There are countless examples where ordinary bystanders who argued with them were violently attacked by groups of masked, black-clad pro-democracy demonstrators. A worker was doused in petrol and set on fire by the black-shirts, suffering terrible injuries; a 70-year-old man clearing a road was killed by masonry thrown by demonstrators. Their leadership has refused to condemn these attacks, nor have they urged that those guilty of this inhuman behavior be brought to justice. 

For a significant cohort of the protesters, the more accurate label would be “anti-China activists.” The one thing that seems to unite them is not a love of democracy, but a hatred of China—evidenced in their firebombing of PRC-“owned” or China-supporting enterprises, their physical attacks on mainland Chinese tourists, their desecration of the Chinese flag, and the virulent anti-China slogans they have spray-painted in Hong Kong.

Police brutality

Hong Kong has been fortunate that riot police have rarely been called into action, and therefore the public have had little experience of the modus operandi of riot police around the world. Seeing the American police reaction to the Black Lives Matter protests puts events in Hong Kong into proper perspective: Hong Kong police have deployed less force, despite provocations of greater violence. Despite nightly firebomb attacks on Hong Kong policemen, no deaths and few injuries have been verifiably linked to the police.

A basic principle of the Hong Kong Narrative is that all bad things have their origins in China. When Hong Kong’s Extradition Law, which would have allowed people suspected of serious criminal offenses to be extradited to Macao, Taiwan, or the PRC, was first proposed in 2019, it was stated as a fact by pro-democracy activists that the proposal was a requirement from Xi Jinping, and that it was a mechanism to enable activists to be sent to jail in China. In fact, “political” offenses were specifically excluded from the Extradition Law. Only later was it accepted that this law was an initiative from Hong Kong Chief Executive Carrie Lam, designed in part to allow a Hong Kong man who has admitted that he killed his Hong Kong girlfriend in Taiwan to be sent back there for trial.
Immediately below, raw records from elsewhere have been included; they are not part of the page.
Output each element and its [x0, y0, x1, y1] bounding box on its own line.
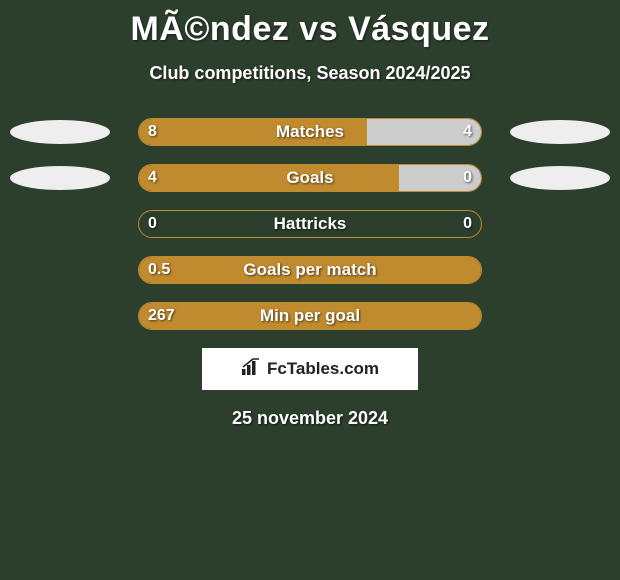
stat-row: 8 Matches 4 [0, 118, 620, 146]
stat-right-value: 0 [463, 164, 472, 192]
player-right-avatar [510, 166, 610, 190]
stat-row: 0.5 Goals per match [0, 256, 620, 284]
stats-container: 8 Matches 4 4 Goals 0 0 Hattricks 0 [0, 118, 620, 330]
player-left-avatar [10, 120, 110, 144]
stat-label: Min per goal [138, 302, 482, 330]
stat-label: Matches [138, 118, 482, 146]
stat-row: 267 Min per goal [0, 302, 620, 330]
brand-box[interactable]: FcTables.com [202, 348, 418, 390]
page-subtitle: Club competitions, Season 2024/2025 [0, 63, 620, 84]
stat-right-value: 4 [463, 118, 472, 146]
brand-chart-icon [241, 358, 261, 381]
player-right-avatar [510, 120, 610, 144]
stat-row: 0 Hattricks 0 [0, 210, 620, 238]
generated-date: 25 november 2024 [0, 408, 620, 429]
stat-label: Goals [138, 164, 482, 192]
stat-label: Goals per match [138, 256, 482, 284]
stat-right-value: 0 [463, 210, 472, 238]
stat-label: Hattricks [138, 210, 482, 238]
page-title: MÃ©ndez vs Vásquez [0, 0, 620, 49]
player-left-avatar [10, 166, 110, 190]
brand-text: FcTables.com [267, 359, 379, 379]
stat-row: 4 Goals 0 [0, 164, 620, 192]
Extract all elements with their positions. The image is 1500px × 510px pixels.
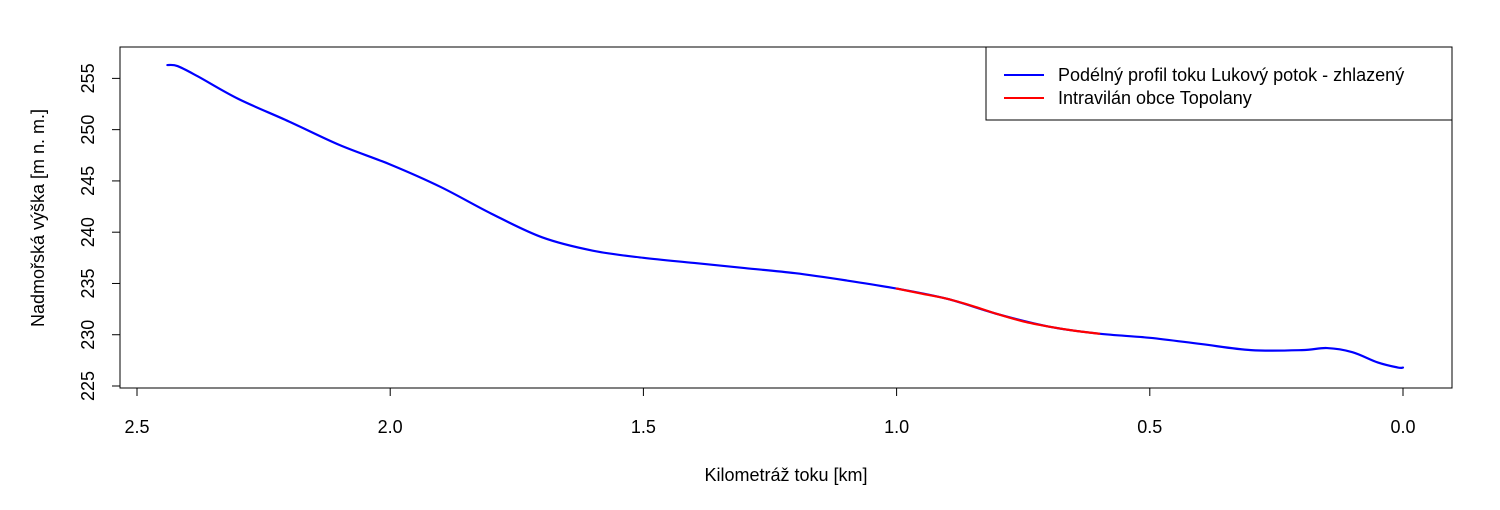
y-tick-label: 225 <box>78 371 98 401</box>
x-axis: 2.5 2.0 1.5 1.0 0.5 0.0 <box>124 387 1416 437</box>
legend: Podélný profil toku Lukový potok - zhlaz… <box>985 46 1453 121</box>
series-line-intravilan <box>895 287 1101 335</box>
y-axis: 225 230 235 240 245 250 255 <box>78 63 121 401</box>
x-tick-label: 2.0 <box>378 417 403 437</box>
y-tick-label: 240 <box>78 217 98 247</box>
series-layer <box>166 63 1405 370</box>
legend-label-profile: Podélný profil toku Lukový potok - zhlaz… <box>1058 65 1404 85</box>
x-axis-label: Kilometráž toku [km] <box>704 465 867 485</box>
x-tick-label: 2.5 <box>124 417 149 437</box>
y-tick-label: 255 <box>78 63 98 93</box>
y-tick-label: 235 <box>78 268 98 298</box>
legend-box <box>985 46 1453 121</box>
y-tick-label: 230 <box>78 320 98 350</box>
x-tick-label: 1.5 <box>631 417 656 437</box>
x-tick-label: 0.5 <box>1137 417 1162 437</box>
x-tick-label: 0.0 <box>1390 417 1415 437</box>
series-line-profile <box>166 63 1405 370</box>
x-tick-label: 1.0 <box>884 417 909 437</box>
y-axis-label: Nadmořská výška [m n. m.] <box>28 109 48 327</box>
y-tick-label: 245 <box>78 166 98 196</box>
y-tick-label: 250 <box>78 115 98 145</box>
legend-label-intravilan: Intravilán obce Topolany <box>1058 88 1252 108</box>
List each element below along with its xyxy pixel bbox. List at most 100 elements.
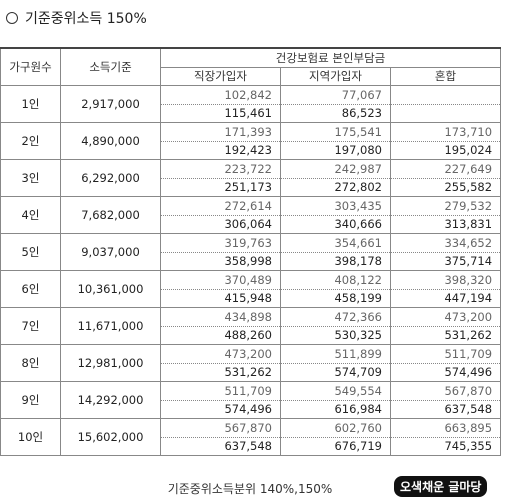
cell bbox=[389, 85, 502, 105]
cell: 9인 bbox=[0, 381, 61, 419]
cell: 313,831 bbox=[389, 215, 502, 234]
title: 기준중위소득 150% bbox=[6, 8, 147, 28]
cell: 272,802 bbox=[280, 178, 391, 197]
cell: 7인 bbox=[0, 307, 61, 345]
cell: 3인 bbox=[0, 159, 61, 197]
cell: 223,722 bbox=[160, 159, 281, 179]
cell: 319,763 bbox=[160, 233, 281, 253]
cell: 511,709 bbox=[160, 381, 281, 401]
cell: 6인 bbox=[0, 270, 61, 308]
cell: 2,917,000 bbox=[60, 85, 161, 123]
cell: 11,671,000 bbox=[60, 307, 161, 345]
row: 5인 9,037,000 319,763 354,661 334,652 bbox=[0, 233, 502, 271]
cell: 175,541 bbox=[280, 122, 391, 142]
row: 1인 2,917,000 102,842 77,067 bbox=[0, 85, 502, 123]
table: 가구원수 소득기준 건강보험료 본인부담금 직장가입자 지역가입자 혼합 1인 2,917… bbox=[0, 47, 502, 456]
cell: 415,948 bbox=[160, 289, 281, 308]
cell: 102,842 bbox=[160, 85, 281, 105]
cell: 9,037,000 bbox=[60, 233, 161, 271]
cell: 10인 bbox=[0, 418, 61, 456]
row: 251,173 272,802 255,582 bbox=[1, 178, 502, 197]
cell: 10,361,000 bbox=[60, 270, 161, 308]
title-text: 기준중위소득 150% bbox=[25, 11, 147, 27]
cell: 745,355 bbox=[389, 437, 502, 456]
cell: 4,890,000 bbox=[60, 122, 161, 160]
cell: 306,064 bbox=[160, 215, 281, 234]
cell: 473,200 bbox=[389, 307, 502, 327]
cell: 86,523 bbox=[280, 104, 391, 123]
cell: 1인 bbox=[0, 85, 61, 123]
cell: 549,554 bbox=[280, 381, 391, 401]
cell: 115,461 bbox=[160, 104, 281, 123]
cell: 375,714 bbox=[389, 252, 502, 271]
row: 7인 11,671,000 434,898 472,366 473,200 bbox=[0, 307, 502, 345]
cell: 637,548 bbox=[160, 437, 281, 456]
row: 306,064 340,666 313,831 bbox=[1, 215, 502, 234]
cell: 511,899 bbox=[280, 344, 391, 364]
header: 소득기준 bbox=[60, 47, 161, 86]
cell: 242,987 bbox=[280, 159, 391, 179]
cell: 197,080 bbox=[280, 141, 391, 160]
header: 건강보험료 본인부담금 bbox=[159, 47, 502, 68]
cell: 434,898 bbox=[160, 307, 281, 327]
cell: 4인 bbox=[0, 196, 61, 234]
row: 574,496 616,984 637,548 bbox=[1, 400, 502, 419]
cell: 488,260 bbox=[160, 326, 281, 345]
cell: 227,649 bbox=[389, 159, 502, 179]
cell: 616,984 bbox=[280, 400, 391, 419]
cell: 473,200 bbox=[160, 344, 281, 364]
header: 혼합 bbox=[389, 67, 502, 86]
cell: 279,532 bbox=[389, 196, 502, 216]
cell: 5인 bbox=[0, 233, 61, 271]
header: 가구원수 bbox=[0, 47, 61, 86]
cell: 255,582 bbox=[389, 178, 502, 197]
cell: 676,719 bbox=[280, 437, 391, 456]
header: 지역가입자 bbox=[280, 67, 391, 86]
cell: 531,262 bbox=[160, 363, 281, 382]
row: 9인 14,292,000 511,709 549,554 567,870 bbox=[0, 381, 502, 419]
watermark: 오색채운 글마당 bbox=[394, 476, 488, 497]
cell: 251,173 bbox=[160, 178, 281, 197]
cell: 602,760 bbox=[280, 418, 391, 438]
cell: 447,194 bbox=[389, 289, 502, 308]
cell: 12,981,000 bbox=[60, 344, 161, 382]
cell: 574,709 bbox=[280, 363, 391, 382]
cell: 334,652 bbox=[389, 233, 502, 253]
cell: 663,895 bbox=[389, 418, 502, 438]
row: 358,998 398,178 375,714 bbox=[1, 252, 502, 271]
cell: 458,199 bbox=[280, 289, 391, 308]
row: 531,262 574,709 574,496 bbox=[1, 363, 502, 382]
cell: 398,320 bbox=[389, 270, 502, 290]
cell: 358,998 bbox=[160, 252, 281, 271]
cell: 7,682,000 bbox=[60, 196, 161, 234]
cell: 567,870 bbox=[389, 381, 502, 401]
cell: 303,435 bbox=[280, 196, 391, 216]
cell: 340,666 bbox=[280, 215, 391, 234]
cell: 171,393 bbox=[160, 122, 281, 142]
cell: 173,710 bbox=[389, 122, 502, 142]
row: 6인 10,361,000 370,489 408,122 398,320 bbox=[0, 270, 502, 308]
cell bbox=[389, 104, 502, 123]
cell: 192,423 bbox=[160, 141, 281, 160]
cell: 370,489 bbox=[160, 270, 281, 290]
header: 직장가입자 bbox=[160, 67, 281, 86]
cell: 574,496 bbox=[160, 400, 281, 419]
row: 637,548 676,719 745,355 bbox=[1, 437, 502, 456]
row: 8인 12,981,000 473,200 511,899 511,709 bbox=[0, 344, 502, 382]
row: 115,461 86,523 bbox=[1, 104, 502, 123]
row: 488,260 530,325 531,262 bbox=[1, 326, 502, 345]
cell: 77,067 bbox=[280, 85, 391, 105]
cell: 530,325 bbox=[280, 326, 391, 345]
cell: 272,614 bbox=[160, 196, 281, 216]
row: 3인 6,292,000 223,722 242,987 227,649 bbox=[0, 159, 502, 197]
cell: 14,292,000 bbox=[60, 381, 161, 419]
cell: 472,366 bbox=[280, 307, 391, 327]
cell: 354,661 bbox=[280, 233, 391, 253]
cell: 8인 bbox=[0, 344, 61, 382]
cell: 195,024 bbox=[389, 141, 502, 160]
cell: 567,870 bbox=[160, 418, 281, 438]
cell: 6,292,000 bbox=[60, 159, 161, 197]
cell: 637,548 bbox=[389, 400, 502, 419]
cell: 531,262 bbox=[389, 326, 502, 345]
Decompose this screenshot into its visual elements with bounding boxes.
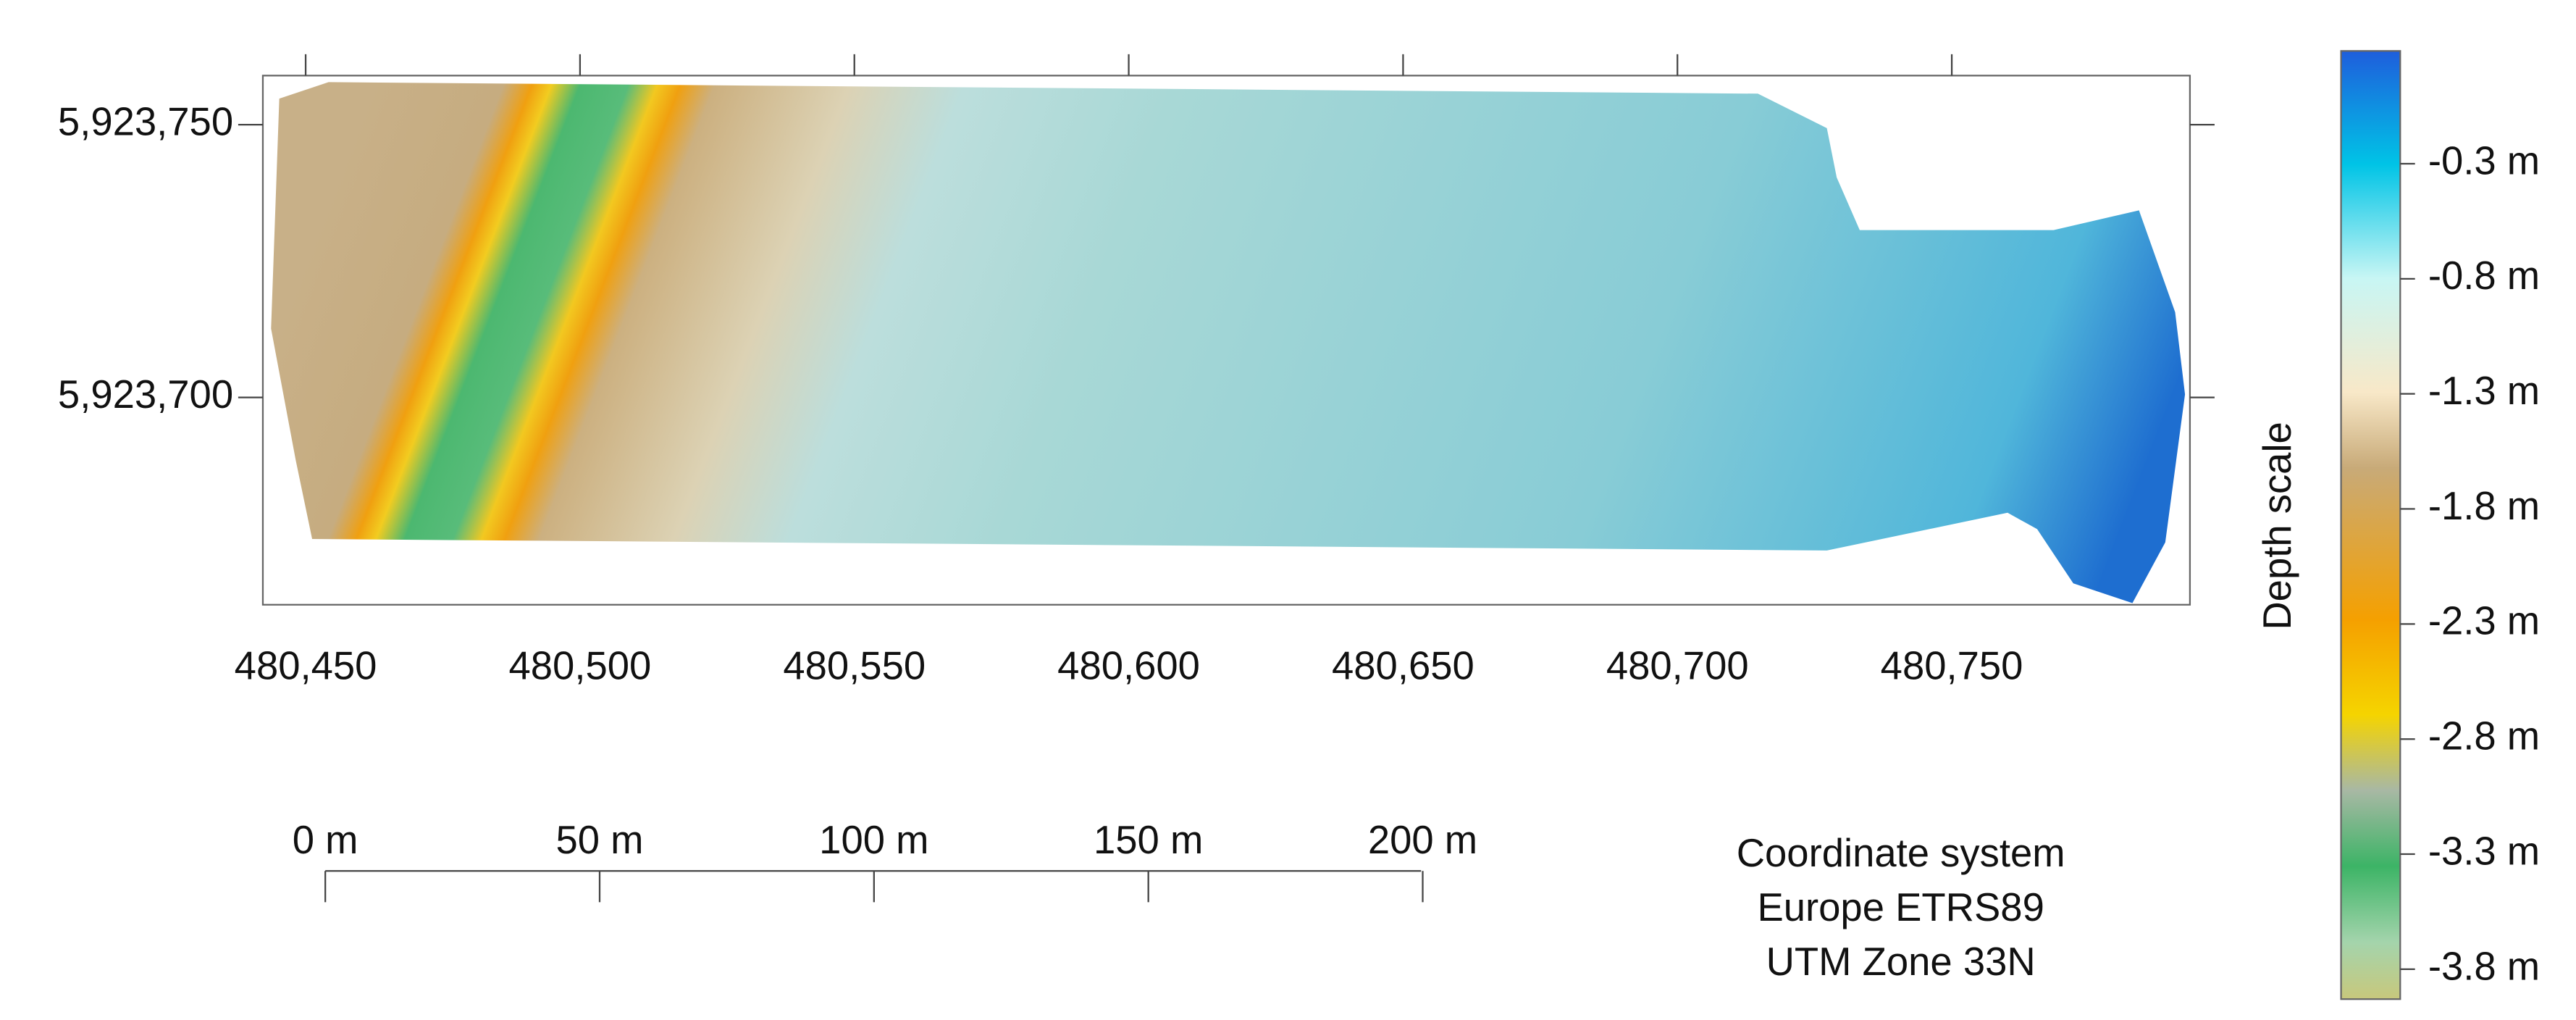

The use of tear gas has been blamed on “mainland” Chinese leadership, whereas the officer who made the decision to deploy it was in fact a British policeman who had joined the Hong Kong police in colonial times and risen through the ranks.

The new National Security Law

A fact seldom commented upon in the most extreme versions of the Hong Kong Narrative is that if the “pro-democracy” activists had not so clearly targeted mainland citizens and PRC institutions, and had not sought deliberately to provoke the leadership, the PRC might have been content to leave the Hong Kong security legislation unchanged.

Deng Xiaoping said only two things were off-limits post-1997: promoting independence for Hong Kong, or using Hong Kong as a base to undermine the Central Government. Was that too much to ask of Hong Kong?  For many of the anti-China activists it seems it was, and we must now all face the consequences.

The new National Security Law is always described in the Hong Kong Narrative as “sweeping” and “draconian.” Critics who use these terms have clearly never read the British Official Secrets Act or the American Patriot Act.

The NSL is reasonably brief and easy to understand and (unlike the Patriot Act) is not retroactive. It spells out specific crimes that are prohibited, such as arson in public buildings and blocking transport systems. Sedition remains an offense—as it was in British times.

The NSL gives the central government a broader hand in the governance of Hong Kong. Still, Hong Kong enjoys more freedoms than most places in Asia, the Middle East, and elsewhere, and benefits from a high-quality and independent judiciary. 

In sum: If your idea of Hong Kong is dominated by images of young idealists being oppressed by the state, you’re seeing the story through the distorted and very narrow lens of the Hong Kong Narrative.

Alan Smith is former chief executive and chairman of Jardine Fleming and former vice chairman of Credit Suisse First Boston.